The restaurants are citing higher commissions and promotions charges for the increased price

Foodtech giants such as Zomato and Swiggy had to raise take-out charges due to more focus on profitability

Such pricing strategy was limited to selected items, rather than on the entire menu

Restaurants listed on food delivery platforms including Zomato, Swiggy have started charging consumers on an average around 10% more than the prices listed on menus in their stores.

The restaurants are citing higher commissions and promotions charges for the increased price, Mint reported citing a Jefferies report.

As per the report, foodtech giants such as Zomato and Swiggy had to raise take-out charges due to more focus on profitability. Eventually, it has prompted restaurants on differential pricing, while packing and delivery charges remain over and above.

The report is based on survey results carried out by the brokerage firm where it surveyed 80 restaurants across the top eight cities. As a method, it compared their online and offline prices. 

It created 240 orders ranging from INR 120-2,800 per order. Moreover, a mix of quick service restaurants (QSRs), full service cafes, ice-cream parlours were selected.

Among the surveyed restaurants, 80% of the restaurants had higher menu pricing on food delivery platforms, compared to the printed menu price for dine-in. 
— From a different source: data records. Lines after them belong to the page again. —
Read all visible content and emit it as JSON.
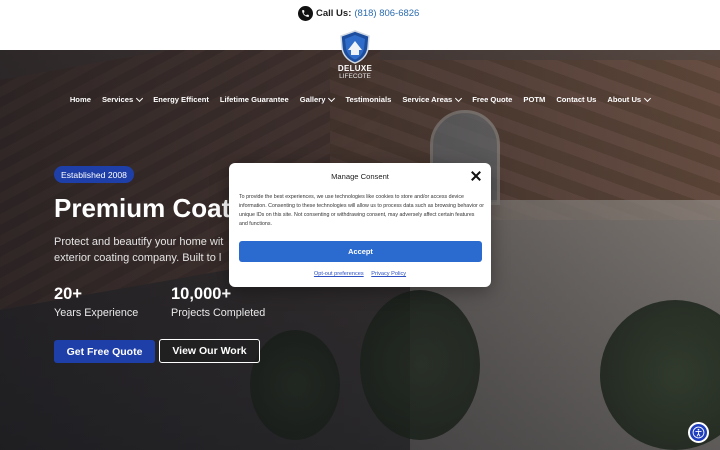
{
  "topbar": {
    "call_label": "Call Us:",
    "phone": "(818) 806-6826"
  },
  "logo": {
    "line1": "DELUXE",
    "line2": "LIFECOTE"
  },
  "nav": [
    {
      "label": "Home",
      "dropdown": false
    },
    {
      "label": "Services",
      "dropdown": true
    },
    {
      "label": "Energy Efficent",
      "dropdown": false
    },
    {
      "label": "Lifetime Guarantee",
      "dropdown": false
    },
    {
      "label": "Gallery",
      "dropdown": true
    },
    {
      "label": "Testimonials",
      "dropdown": false
    },
    {
      "label": "Service Areas",
      "dropdown": true
    },
    {
      "label": "Free Quote",
      "dropdown": false
    },
    {
      "label": "POTM",
      "dropdown": false
    },
    {
      "label": "Contact Us",
      "dropdown": false
    },
    {
      "label": "About Us",
      "dropdown": true
    }
  ],
  "hero": {
    "badge": "Established 2008",
    "headline": "Premium Coat",
    "sub_line1": "Protect and beautify your home wit",
    "sub_line2": "exterior coating company. Built to l",
    "stats": [
      {
        "value": "20+",
        "label": "Years Experience"
      },
      {
        "value": "10,000+",
        "label": "Projects Completed"
      }
    ],
    "primary_cta": "Get Free Quote",
    "secondary_cta": "View Our Work"
  },
  "consent": {
    "title": "Manage Consent",
    "body": "To provide the best experiences, we use technologies like cookies to store and/or access device information. Consenting to these technologies will allow us to process data such as browsing behavior or unique IDs on this site. Not consenting or withdrawing consent, may adversely affect certain features and functions.",
    "accept_label": "Accept",
    "link_optout": "Opt-out preferences",
    "link_privacy": "Privacy Policy"
  },
  "colors": {
    "brand_blue": "#1e3fa8",
    "accept_blue": "#2b6bd0",
    "phone_link": "#2b6cb0"
  },
  "icons": {
    "phone": "phone-icon",
    "close": "close-icon",
    "accessibility": "accessibility-icon",
    "chevron": "chevron-down-icon"
  }
}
“More than half of these restaurants charge a premium that is less than 10%, with median at 10-11%. However, nearly 20% of them charge a premium that is in excess of 30% to the printed (online) menu pricing; we also saw a few instances of premium being over 40% (highest at over 60%),” the report said.

It must be noted that such pricing strategy was limited to selected items, rather than on the entire menu. Even some of the larger restaurants are considering if different products can be introduced for aggregators to enable differential pricing.

On the other hand, some outlets such as ice cream parlours, price products lower than dine-in.

Such price hikes may lead to customer dissatisfaction. Moreover, it can give birth to new opportunities for hyper-local delivery platforms to enable own-deliveries by restaurants, However, given the strong brand recall of Zomato and Swiggy, this looks like a remote possibility currently, the report added.

Zomato earlier faced allegations of unfair business practices for the difference in food prices of the same items offline and on the food delivery platform. At that time, it said that it had no control over such price differences.

In the past few years, India’s food delivery market grew in leaps and bounds.The Indian online food delivery market is expected to grow at a compound annual growth rate (CAGR) of 28.9% between 2022 and 2027, a report said.